'The Crown' Season 3 Finally Has a Release Date for 2019
After nearly a year away, Netflix's The Crown will return with Season 3 in November of 2019.
The Crown Season 1 and Season 2 arrived 13 months apart, in November of 2016 and December of 2017 respectively. They came almost like clockwork, part of Netflix's slate of holiday-timed premieres for the whole family to watch. But then November and December of 2018 came and went, and there was no sign of The Crown Season 3, sending fans into a tizzy. Winter of 2019 passed without a new installment of the royal soap opera, allowing instead for Meghan and Harry's first child to take center stage instead.
But the wait is now over. With the fall of 2019 just around the corner, Netflix has announced the long-awaited next installment of the life and times of Queen Elizabeth II's reign arrives on Sunday, November 17, 2019.
The hold up was not planned.
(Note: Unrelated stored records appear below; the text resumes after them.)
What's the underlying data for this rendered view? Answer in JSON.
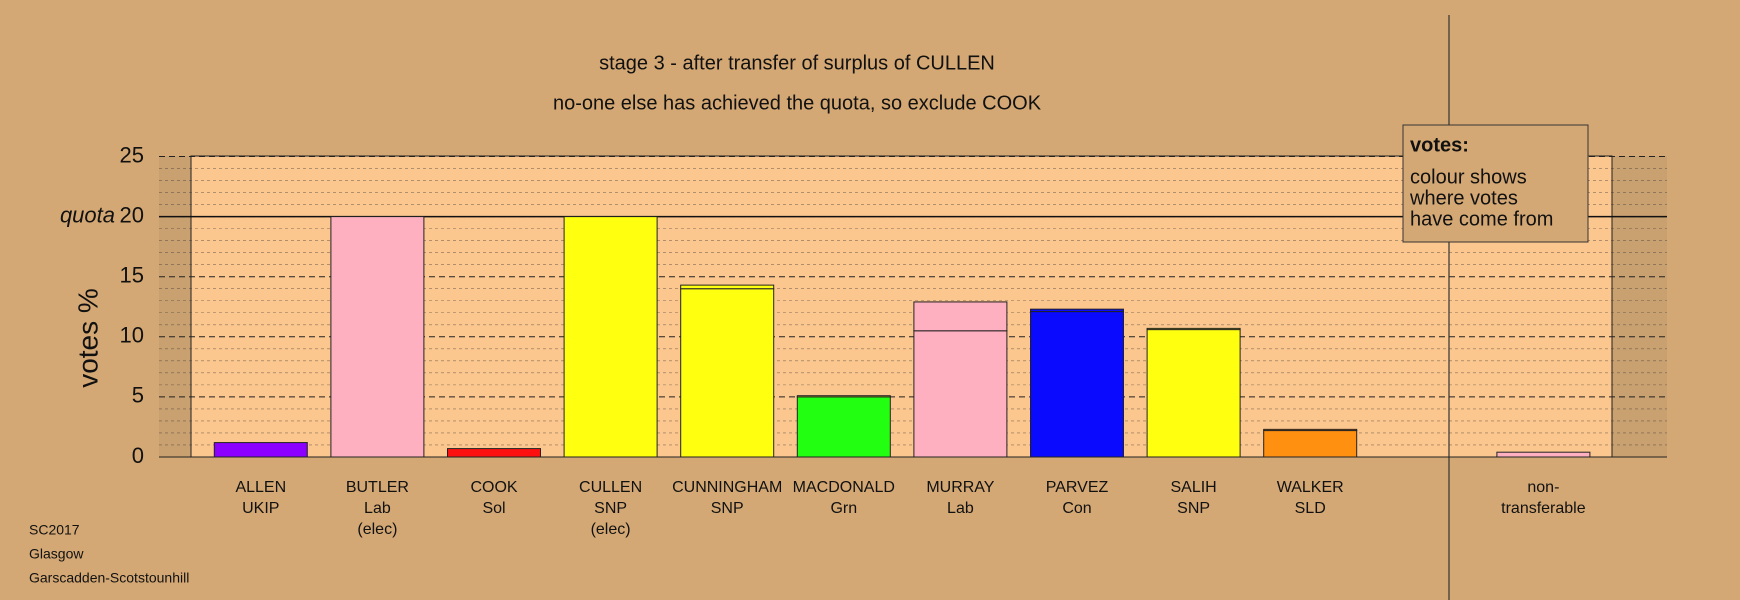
{
  "chart_data": {
    "type": "stacked-bar",
    "title": "stage 3 - after transfer of surplus of CULLEN",
    "subtitle": "no-one else has achieved the quota, so exclude COOK",
    "y_label": "votes %",
    "categories": [
      [
        "ALLEN",
        "UKIP"
      ],
      [
        "BUTLER",
        "Lab",
        "(elec)"
      ],
      [
        "COOK",
        "Sol"
      ],
      [
        "CULLEN",
        "SNP",
        "(elec)"
      ],
      [
        "CUNNINGHAM",
        "SNP"
      ],
      [
        "MACDONALD",
        "Grn"
      ],
      [
        "MURRAY",
        "Lab"
      ],
      [
        "PARVEZ",
        "Con"
      ],
      [
        "SALIH",
        "SNP"
      ],
      [
        "WALKER",
        "SLD"
      ],
      null,
      [
        "non-",
        "transferable"
      ]
    ],
    "series": [
      {
        "values": [
          1.2,
          20,
          0.7,
          20,
          14.0,
          5.0,
          10.5,
          12.1,
          10.6,
          2.2,
          null,
          0.4
        ],
        "colors": [
          "#8b00ff",
          "#ffb0c0",
          "#ff1010",
          "#ffff10",
          "#ffff10",
          "#22ff10",
          "#ffb0c0",
          "#0a0aff",
          "#ffff10",
          "#ff9010",
          null,
          "#ffb0c0"
        ]
      },
      {
        "values": [
          null,
          null,
          null,
          null,
          0.3,
          0.1,
          2.4,
          0.2,
          0.1,
          0.1,
          null,
          null
        ],
        "colors": [
          null,
          null,
          null,
          null,
          "#ffff10",
          "#ffff10",
          "#ffb0c0",
          "#0a0aff",
          "#ffff10",
          "#ff9010",
          null,
          null
        ]
      }
    ],
    "ylim": [
      0,
      25
    ],
    "yticks": [
      0,
      5,
      10,
      15,
      20,
      25
    ],
    "minor_yticks": [
      1,
      2,
      3,
      4,
      6,
      7,
      8,
      9,
      11,
      12,
      13,
      14,
      16,
      17,
      18,
      19,
      21,
      22,
      23,
      24
    ],
    "quota": {
      "value": 20,
      "label": "quota"
    },
    "note": {
      "title": "votes:",
      "lines": [
        "colour shows",
        "where votes",
        "have come from"
      ]
    },
    "footer": [
      "SC2017",
      "Glasgow",
      "Garscadden-Scotstounhill"
    ]
  }
}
But unfortunately, it became necessary when the early month of 2018 proved what anyone who has paid attention to Doctor Who already knew. Recasting a show's lead, when the show is already running on a yearly schedule, is hard. Recasting a show top to bottom is almost impossible to do without a delay, if not an entire year off. The good news is the series succeeded in the First Great Recasting of The Crown.
Olivia Colman takes over for Claire Foy as Queen Elizabeth, Tobias Menzies steps in for Matt Smith as Prince Philip. In the series' most ambitious move, the role of Princess Margaret will move from Vanessa Kirby to Helena Bonham Carter. (Granted, the two don't look much alike, but if you have the opportunity to cast Bonham Carter, you take it.)
And so far, Colman looks every inch the heir to Foy's younger version of the Queen.
The third season cast rounds out with Ben Daniels as Tony Armstrong-Jones, Josh O'Connor as Prince Charles, Erin Doherty as Princess Anne, Marion Bailey as The Queen Mother, and Jason Watkins as Prime Minister Harold Wilson.
As for the timeline of the new season, for the first time, the show will extend its brief of "one decade of Elizabeth's reign for every 10 episode season." Season 3 will cover 13 years, from 1964 (which is right when Season 2 left off) to 1977. It may seem like an odd choice, but it's almost certainly due to the historical event that occurred in November of 1977. Charles met the of-age Diana Spencer for the first time.
By changing the cut-off date to "just before Diana's entrance," Season 3 will get to cover the 1976 Olympic Games in Montreal, where Anne competed as an equestrian, the first royal to do so. It will also cover Charles' investiture and Princess Anne's wedding, and it will include the entirety of Margaret's marriage to Tony. Their divorce was finalized in 1978. It gets all the family drama prior to Diana neatly tied up in a bow and out of the way. That leaves the bombshell of her ascendancy to the monarchy to take front and center stage come Season 4.
The Crown Season 3 will premiere on Netflix with ten episodes on Sunday, November 17, 2019.